Alrighty I'll put the USB bridge out of sight for now, thank you for the link if I can get the drive reading by my PC SATA I'll explore my options on that then.

------------------------------------------------------------
Spildit wrote:
If repairing the PCB of the HDD turns out to be impossible you need to buy a PCB with the same number 2060-771945-002 or 771945-E02 and you need to either move the ROM chip at position U12 (the windbond flash memory) from the damaged PCB to the newer one or if you can't solder you need to read the rom content using a programmer and SOIC 8 clip and write it to the new donor PCB like this :

http://www.hddoracle.com/viewtopic.php?f=110&t=1738

as very cheap alternative you can buy this :

http://www.hddoracle.com/viewtopic.php?f=110&t=1040

It's very cheap on eBay and will do the job without soldering. It works just fine on your WD PCB. Drivers for programmer are on my site as well.

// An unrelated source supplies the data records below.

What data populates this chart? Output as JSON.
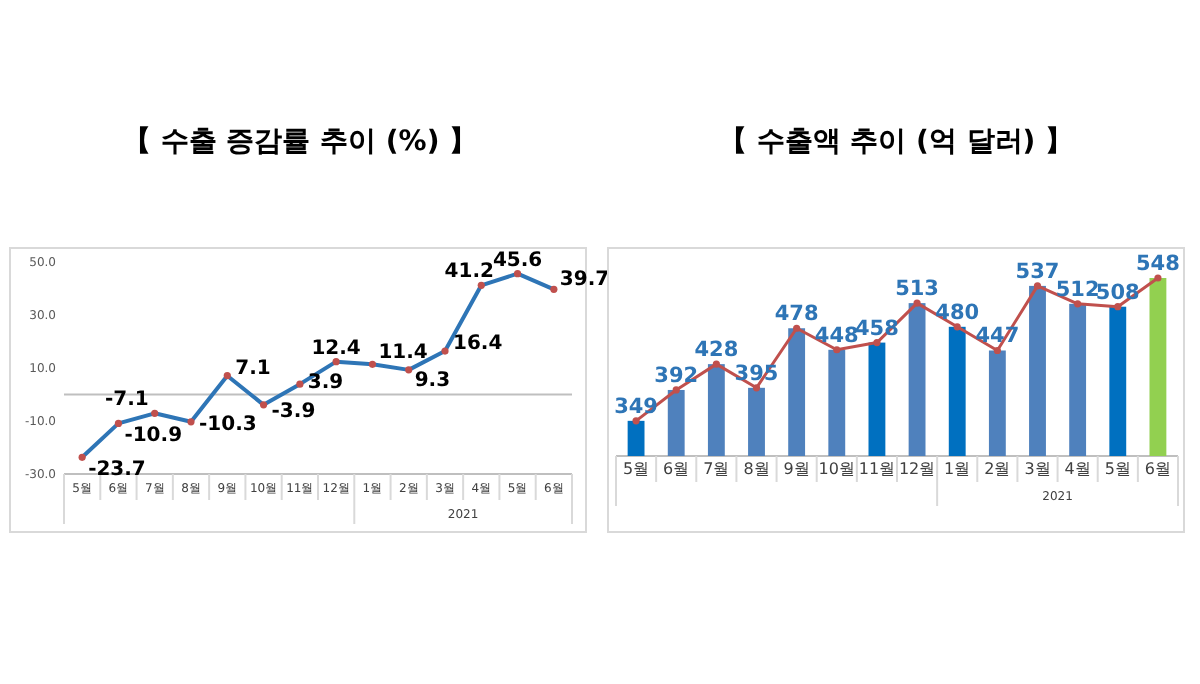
{
  "chart_data": [
    {
      "type": "line",
      "title": "【 수출 증감률 추이 (%) 】",
      "categories": [
        "5월",
        "6월",
        "7월",
        "8월",
        "9월",
        "10월",
        "11월",
        "12월",
        "1월",
        "2월",
        "3월",
        "4월",
        "5월",
        "6월"
      ],
      "series": [
        {
          "color": "#2e75b6",
          "values": [
            -23.7,
            -10.9,
            -7.1,
            -10.3,
            7.1,
            -3.9,
            3.9,
            12.4,
            11.4,
            9.3,
            16.4,
            41.2,
            45.6,
            39.7
          ]
        }
      ],
      "ylim": [
        -30,
        50
      ],
      "yticks": [
        {
          "value": 50,
          "label": "50.0"
        },
        {
          "value": 30,
          "label": "30.0"
        },
        {
          "value": 10,
          "label": "10.0"
        },
        {
          "value": -10,
          "label": "-10.0"
        },
        {
          "value": -30,
          "label": "-30.0"
        }
      ],
      "marker": "circle",
      "data_labels": true,
      "annotations": [
        "2021"
      ]
    },
    {
      "type": "bar",
      "title": "【 수출액 추이 (억 달러) 】",
      "categories": [
        "5월",
        "6월",
        "7월",
        "8월",
        "9월",
        "10월",
        "11월",
        "12월",
        "1월",
        "2월",
        "3월",
        "4월",
        "5월",
        "6월"
      ],
      "series": [
        {
          "colors": [
            "#0070c0",
            "#4f81bd",
            "#4f81bd",
            "#4f81bd",
            "#4f81bd",
            "#4f81bd",
            "#0070c0",
            "#4f81bd",
            "#0070c0",
            "#4f81bd",
            "#4f81bd",
            "#4f81bd",
            "#0070c0",
            "#92d050"
          ],
          "values": [
            349,
            392,
            428,
            395,
            478,
            448,
            458,
            513,
            480,
            447,
            537,
            512,
            508,
            548
          ],
          "value_labels": [
            "349",
            "392",
            "428",
            "395",
            "478",
            "448",
            "458",
            "513",
            "480",
            "447",
            "537",
            "512",
            "508",
            "548"
          ]
        },
        {
          "type": "line",
          "color": "#c0504d",
          "values": [
            349,
            392,
            428,
            395,
            478,
            448,
            458,
            513,
            480,
            447,
            537,
            512,
            508,
            548
          ]
        }
      ],
      "ylim": [
        300,
        548
      ],
      "tick_labels": "x",
      "marker": "circle",
      "annotations": [
        "2021"
      ]
    }
  ]
}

If you do replace the PCB or repair the PCB and the drive does click and spin down or just click like mad then the overvoltage did kill the pre-amp inside the drive and you will need clean room work - EXPENSIVE - and it's no longer a do-it-yourself project.

But because most likely the protection on your PCB did work your pre-amp most likely did survive ... I did saw many PCBs where the pre-amp was killed and on those normaly the motor controller IC does get visible damaged as well ...

Thank you much for the links and info, I'm hoping I can make this a simple fix with my current PCB, but once I've exhausted trying to get the OG working I'll start planning finding a donor PCB.

I'm not averse to soldering, I've redone the electronics on a guitar a few times, we'll see.